ECLI:NL:RVS:2021:1130
Raad van State
- Voorlopige voorziening
- Rechtspraak.nl
Voorlopige voorziening in asielzaak met betrekking tot uitzetting en opvang van vreemdeling
Op 27 mei 2021 heeft de voorzieningenrechter van de Afdeling bestuursrechtspraak van de Raad van State uitspraak gedaan in een zaak waarin een vreemdeling verzocht om een voorlopige voorziening. De vreemdeling had eerder een aanvraag voor een verblijfsvergunning asiel voor bepaalde tijd ingediend, welke op 22 maart 2021 door de staatssecretaris van Justitie en Veiligheid was afgewezen. De rechtbank Den Haag had op 29 april 2021 het beroep van de vreemdeling tegen deze afwijzing ongegrond verklaard. Hierop heeft de vreemdeling hoger beroep ingesteld en verzocht om een voorlopige voorziening, zodat zij niet zou worden uitgezet voordat er op het hoger beroep was beslist.
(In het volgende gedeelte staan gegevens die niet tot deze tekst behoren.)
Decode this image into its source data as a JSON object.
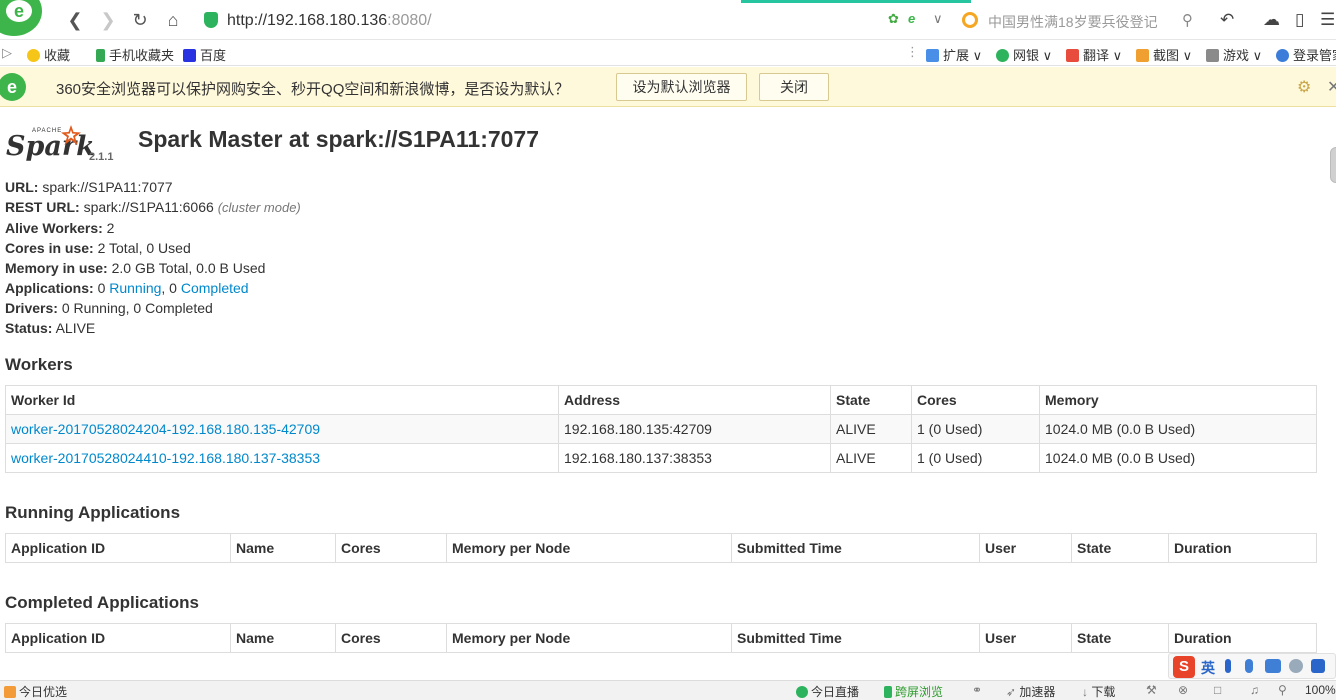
{
  "browser": {
    "url_host": "http://192.168.180.136",
    "url_port": ":8080/",
    "search_suggestion": "中国男性满18岁要兵役登记",
    "bookmarks": [
      "收藏",
      "手机收藏夹",
      "百度"
    ],
    "extensions": [
      "扩展",
      "网银",
      "翻译",
      "截图",
      "游戏",
      "登录管家"
    ],
    "notice": {
      "message": "360安全浏览器可以保护网购安全、秒开QQ空间和新浪微博，是否设为默认？",
      "set_default": "设为默认浏览器",
      "close": "关闭"
    },
    "status": {
      "left": "今日优选",
      "live": "今日直播",
      "cross_screen": "跨屏浏览",
      "accelerator": "加速器",
      "download": "下载",
      "zoom": "100%"
    },
    "ime": {
      "lang": "英"
    }
  },
  "spark": {
    "logo_apache": "APACHE",
    "logo_word": "Spark",
    "version": "2.1.1",
    "title": "Spark Master at spark://S1PA11:7077",
    "info": {
      "url_label": "URL:",
      "url_value": "spark://S1PA11:7077",
      "rest_label": "REST URL:",
      "rest_value": "spark://S1PA11:6066",
      "rest_mode": "(cluster mode)",
      "alive_label": "Alive Workers:",
      "alive_value": "2",
      "cores_label": "Cores in use:",
      "cores_value": "2 Total, 0 Used",
      "memory_label": "Memory in use:",
      "memory_value": "2.0 GB Total, 0.0 B Used",
      "apps_label": "Applications:",
      "apps_running_count": "0",
      "apps_running_link": "Running",
      "apps_completed_count": ", 0",
      "apps_completed_link": "Completed",
      "drivers_label": "Drivers:",
      "drivers_value": "0 Running, 0 Completed",
      "status_label": "Status:",
      "status_value": "ALIVE"
    },
    "workers": {
      "title": "Workers",
      "headers": [
        "Worker Id",
        "Address",
        "State",
        "Cores",
        "Memory"
      ],
      "rows": [
        [
          "worker-20170528024204-192.168.180.135-42709",
          "192.168.180.135:42709",
          "ALIVE",
          "1 (0 Used)",
          "1024.0 MB (0.0 B Used)"
        ],
        [
          "worker-20170528024410-192.168.180.137-38353",
          "192.168.180.137:38353",
          "ALIVE",
          "1 (0 Used)",
          "1024.0 MB (0.0 B Used)"
        ]
      ]
    },
    "running_apps": {
      "title": "Running Applications",
      "headers": [
        "Application ID",
        "Name",
        "Cores",
        "Memory per Node",
        "Submitted Time",
        "User",
        "State",
        "Duration"
      ]
    },
    "completed_apps": {
      "title": "Completed Applications",
      "headers": [
        "Application ID",
        "Name",
        "Cores",
        "Memory per Node",
        "Submitted Time",
        "User",
        "State",
        "Duration"
      ]
    }
  }
}
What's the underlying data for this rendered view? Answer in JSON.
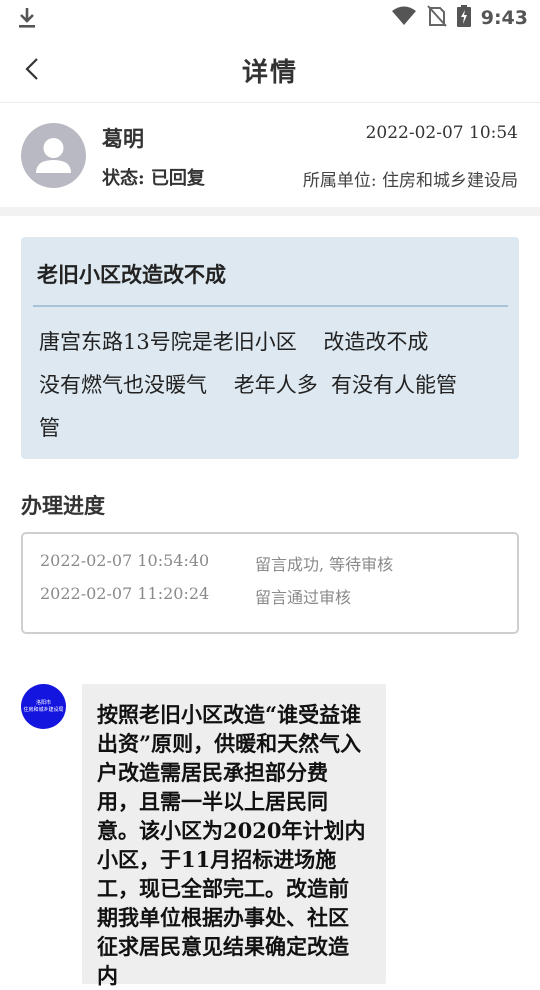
{
  "status_bar": {
    "time": "9:43",
    "icons": [
      "download-icon",
      "wifi-icon",
      "no-sim-icon",
      "battery-charging-icon"
    ]
  },
  "nav": {
    "title": "详情",
    "back_icon": "chevron-left-icon"
  },
  "user": {
    "name": "葛明",
    "datetime": "2022-02-07  10:54",
    "status": "状态:  已回复",
    "department": "所属单位:  住房和城乡建设局"
  },
  "message": {
    "title": "老旧小区改造改不成",
    "body": "唐宫东路13号院是老旧小区    改造改不成\n没有燃气也没暖气    老年人多  有没有人能管\n管"
  },
  "progress": {
    "title": "办理进度",
    "entries": [
      {
        "time": "2022-02-07  10:54:40",
        "text": "留言成功, 等待审核"
      },
      {
        "time": "2022-02-07  11:20:24",
        "text": "留言通过审核"
      }
    ]
  },
  "reply": {
    "avatar_lines": [
      "洛阳市",
      "住房和城乡建设局"
    ],
    "text": "按照老旧小区改造“谁受益谁出资”原则，供暖和天然气入户改造需居民承担部分费用，且需一半以上居民同意。该小区为2020年计划内小区，于11月招标进场施工，现已全部完工。改造前期我单位根据办事处、社区征求居民意见结果确定改造内"
  },
  "colors": {
    "card_bg": "#dde8f0",
    "reply_avatar_bg": "#1515e0",
    "bubble_bg": "#eeeeee"
  }
}
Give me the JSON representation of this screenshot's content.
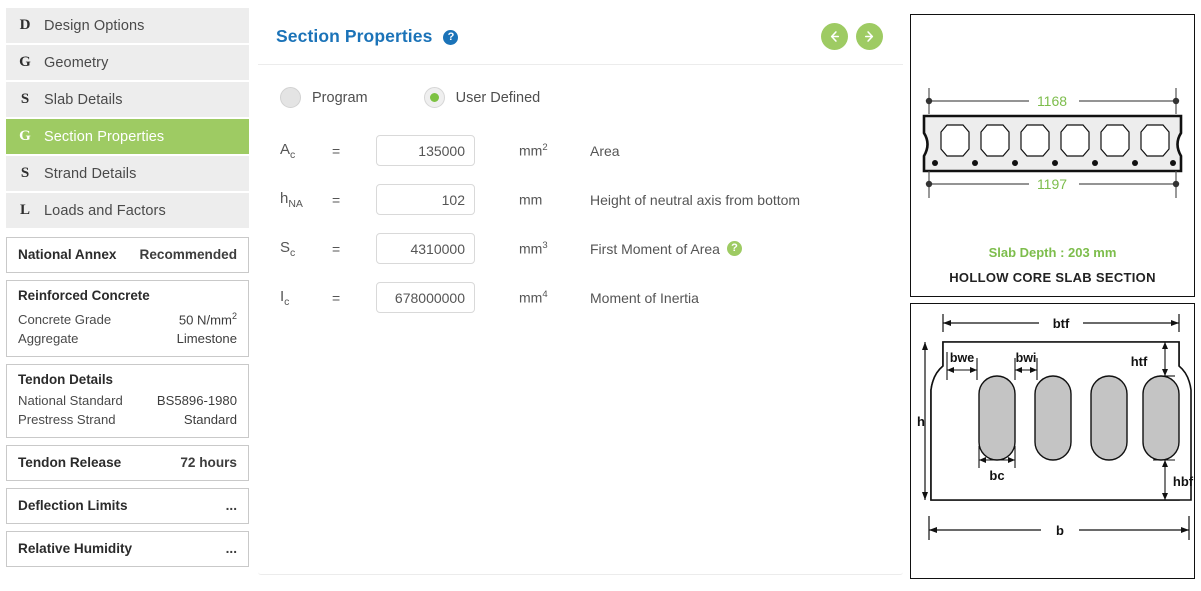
{
  "sidebar": {
    "nav_items": [
      {
        "icon": "D",
        "label": "Design Options",
        "active": false
      },
      {
        "icon": "G",
        "label": "Geometry",
        "active": false
      },
      {
        "icon": "S",
        "label": "Slab Details",
        "active": false
      },
      {
        "icon": "G",
        "label": "Section Properties",
        "active": true
      },
      {
        "icon": "S",
        "label": "Strand Details",
        "active": false
      },
      {
        "icon": "L",
        "label": "Loads and Factors",
        "active": false
      }
    ],
    "cards": [
      {
        "title": null,
        "rows": [
          {
            "key": "National Annex",
            "value": "Recommended"
          }
        ]
      },
      {
        "title": "Reinforced Concrete",
        "rows": [
          {
            "key": "Concrete Grade",
            "value": "50 N/mm",
            "value_sup": "2"
          },
          {
            "key": "Aggregate",
            "value": "Limestone"
          }
        ]
      },
      {
        "title": "Tendon Details",
        "rows": [
          {
            "key": "National Standard",
            "value": "BS5896-1980"
          },
          {
            "key": "Prestress Strand",
            "value": "Standard"
          }
        ]
      },
      {
        "title": null,
        "rows": [
          {
            "key": "Tendon Release",
            "value": "72 hours"
          }
        ]
      },
      {
        "title": null,
        "rows": [
          {
            "key": "Deflection Limits",
            "value": "..."
          }
        ]
      },
      {
        "title": null,
        "rows": [
          {
            "key": "Relative Humidity",
            "value": "..."
          }
        ]
      }
    ]
  },
  "main": {
    "title": "Section Properties",
    "help_glyph": "?",
    "prev_label": "Previous",
    "next_label": "Next",
    "mode_options": [
      {
        "label": "Program",
        "selected": false
      },
      {
        "label": "User Defined",
        "selected": true
      }
    ],
    "fields": [
      {
        "symbol": "A",
        "subscript": "c",
        "equals": "=",
        "value": "135000",
        "unit": "mm",
        "unit_sup": "2",
        "description": "Area",
        "has_help": false
      },
      {
        "symbol": "h",
        "subscript": "NA",
        "equals": "=",
        "value": "102",
        "unit": "mm",
        "unit_sup": "",
        "description": "Height of neutral axis from bottom",
        "has_help": false
      },
      {
        "symbol": "S",
        "subscript": "c",
        "equals": "=",
        "value": "4310000",
        "unit": "mm",
        "unit_sup": "3",
        "description": "First Moment of Area",
        "has_help": true
      },
      {
        "symbol": "I",
        "subscript": "c",
        "equals": "=",
        "value": "678000000",
        "unit": "mm",
        "unit_sup": "4",
        "description": "Moment of Inertia",
        "has_help": false
      }
    ]
  },
  "diagrams": {
    "section_view": {
      "top_dimension": "1168",
      "bottom_dimension": "1197",
      "slab_depth_text": "Slab Depth : 203 mm",
      "caption": "HOLLOW CORE SLAB SECTION",
      "void_count": 6,
      "strand_count": 7,
      "dimension_color": "#7dbd4c"
    },
    "parameter_view": {
      "labels": {
        "overall_top": "btf",
        "overall_bottom": "b",
        "height": "h",
        "web_exterior": "bwe",
        "web_interior": "bwi",
        "core_width": "bc",
        "top_flange": "htf",
        "bottom_flange": "hbf"
      },
      "void_count": 4
    }
  },
  "colors": {
    "accent_green": "#9ecb63",
    "title_blue": "#1b73b8",
    "radio_green": "#7dc242",
    "dimension_green": "#7dbd4c",
    "sidebar_gray": "#ededed"
  }
}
De voorzieningenrechter heeft de vreemdeling in haar verzoek ontvangen en heeft besloten dat de vreemdeling niet mag worden uitgezet totdat er een beslissing is genomen op het hoger beroep. Daarnaast heeft de voorzieningenrechter bepaald dat de staatssecretaris van Justitie en Veiligheid de proceskosten van de vreemdeling moet vergoeden, die in dit geval € 534,00 bedragen, geheel toe te rekenen aan door een derde beroepsmatig verleende rechtsbijstand. Deze uitspraak is gedaan in het openbaar op 27 mei 2021, waarbij mr. A.J.C. de Moor-van Vugt als voorzieningenrechter en mr. D.I. van Kesteren als griffier aanwezig waren.